The guarantor may not need to attend the board interview. But, if they request it, and it is the only way the board will approve your application, there are specific requirements they must meet. For starters, they will likely have to fill out at least part of the same financial disclosure forms that you had to endure. Your guarantor must disclose assets, liabilities, bank accounts, and income (W-2 statements, tax returns). The board is likely going to want to see credit reports and scores.

Remember, your guarantor does not have to present their financials to your lending institution. The board is concerned that you may not cover your maintenance. This has nothing to do with your mortgage.

Who to choose?

There are probably only a few people you can ask to become your guarantor. After all, you are requesting that someone backstops your payments if you cannot make them.
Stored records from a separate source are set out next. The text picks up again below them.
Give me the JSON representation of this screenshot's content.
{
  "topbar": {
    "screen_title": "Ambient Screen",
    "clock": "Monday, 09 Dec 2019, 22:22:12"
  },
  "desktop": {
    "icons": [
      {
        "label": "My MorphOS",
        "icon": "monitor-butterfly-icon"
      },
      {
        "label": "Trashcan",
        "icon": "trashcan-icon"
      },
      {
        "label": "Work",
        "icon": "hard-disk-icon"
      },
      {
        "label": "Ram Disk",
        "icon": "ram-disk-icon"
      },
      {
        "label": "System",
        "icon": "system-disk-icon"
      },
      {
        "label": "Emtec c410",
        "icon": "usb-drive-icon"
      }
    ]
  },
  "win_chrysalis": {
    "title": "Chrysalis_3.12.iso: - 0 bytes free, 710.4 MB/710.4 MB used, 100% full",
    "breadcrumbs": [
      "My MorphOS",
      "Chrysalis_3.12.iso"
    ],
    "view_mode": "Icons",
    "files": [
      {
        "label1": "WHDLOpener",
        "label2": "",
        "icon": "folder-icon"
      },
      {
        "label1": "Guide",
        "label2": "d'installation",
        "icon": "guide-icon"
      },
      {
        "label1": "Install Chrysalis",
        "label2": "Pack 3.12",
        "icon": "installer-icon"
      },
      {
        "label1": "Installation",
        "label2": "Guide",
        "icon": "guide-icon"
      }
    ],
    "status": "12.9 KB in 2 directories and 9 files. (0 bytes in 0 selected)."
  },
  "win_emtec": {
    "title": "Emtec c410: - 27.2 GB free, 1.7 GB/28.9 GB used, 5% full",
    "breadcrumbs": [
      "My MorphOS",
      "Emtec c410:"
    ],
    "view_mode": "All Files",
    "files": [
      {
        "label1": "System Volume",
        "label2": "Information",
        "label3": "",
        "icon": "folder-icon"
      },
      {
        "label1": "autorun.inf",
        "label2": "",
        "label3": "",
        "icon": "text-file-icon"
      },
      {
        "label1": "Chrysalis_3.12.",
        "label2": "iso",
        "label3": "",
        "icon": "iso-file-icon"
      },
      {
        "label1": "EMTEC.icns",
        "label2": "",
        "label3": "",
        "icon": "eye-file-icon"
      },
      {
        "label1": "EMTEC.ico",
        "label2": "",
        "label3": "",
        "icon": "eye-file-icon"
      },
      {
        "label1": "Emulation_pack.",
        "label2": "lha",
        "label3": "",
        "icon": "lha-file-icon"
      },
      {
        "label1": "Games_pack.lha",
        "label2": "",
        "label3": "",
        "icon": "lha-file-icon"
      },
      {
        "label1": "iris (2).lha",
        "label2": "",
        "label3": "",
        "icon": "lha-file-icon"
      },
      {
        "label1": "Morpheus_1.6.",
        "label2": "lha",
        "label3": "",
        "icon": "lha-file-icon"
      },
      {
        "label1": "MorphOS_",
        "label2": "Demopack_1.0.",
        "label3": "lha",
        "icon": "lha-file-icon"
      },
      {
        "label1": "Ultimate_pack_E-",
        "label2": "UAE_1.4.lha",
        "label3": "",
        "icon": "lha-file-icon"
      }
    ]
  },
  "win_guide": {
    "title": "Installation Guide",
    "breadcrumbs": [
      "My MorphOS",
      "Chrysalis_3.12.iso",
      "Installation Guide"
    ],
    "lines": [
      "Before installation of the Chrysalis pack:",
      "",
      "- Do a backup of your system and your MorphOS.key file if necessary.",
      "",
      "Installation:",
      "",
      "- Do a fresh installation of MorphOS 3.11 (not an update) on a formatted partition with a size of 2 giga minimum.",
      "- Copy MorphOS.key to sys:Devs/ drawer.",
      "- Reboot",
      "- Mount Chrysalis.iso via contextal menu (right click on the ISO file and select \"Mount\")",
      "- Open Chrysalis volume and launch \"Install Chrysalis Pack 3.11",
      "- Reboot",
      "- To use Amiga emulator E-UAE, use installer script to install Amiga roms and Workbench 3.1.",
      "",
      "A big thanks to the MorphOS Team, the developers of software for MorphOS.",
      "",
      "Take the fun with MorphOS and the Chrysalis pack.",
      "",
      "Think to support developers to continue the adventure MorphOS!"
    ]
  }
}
This requires an extensive financial background check and potentially puts them on the hook for your maintenance.

Therefore, the person needs to have strong financials, a good job, and a credit report that checks out. This eliminates a lot of people. Then, there are the people you feel comfortable asking to take on this legal obligation. This is likely limited to close relatives. Typically, it is a child asking a parent to become the guarantor. Remember, this could complicate your relationship if you fall behind in your payments.

When all else fails

Ideally, it would help if you had a good idea about what you can afford. Many New York City sellers want to see that you have been pre-approved for a mortgage. This is also beneficial to you since this allows you to know how much you can borrow. Your mortgage and maintenance payments are your two major housing expenditures. Therefore, you should have a good idea of your budget. Remember, you likely need one to two years of post-closing liquidity.

Despite this preparation, you may still run into a co-op board that balks at your application. If they ask for a guarantor and you are unable or unwilling to supply one, this co-op unit will likely not work for you.

If other co-op boards have rejected you, you may not have the financial wherewithal to buy these units (of course, there may also be non-financial reasons at play). You can try purchasing a condo, which typically has less restrictive requirements, or look at lower-priced co-op units. The latter may require a compromise, such as giving up specific amenities, seeking smaller co-op units, or looking at different neighborhoods.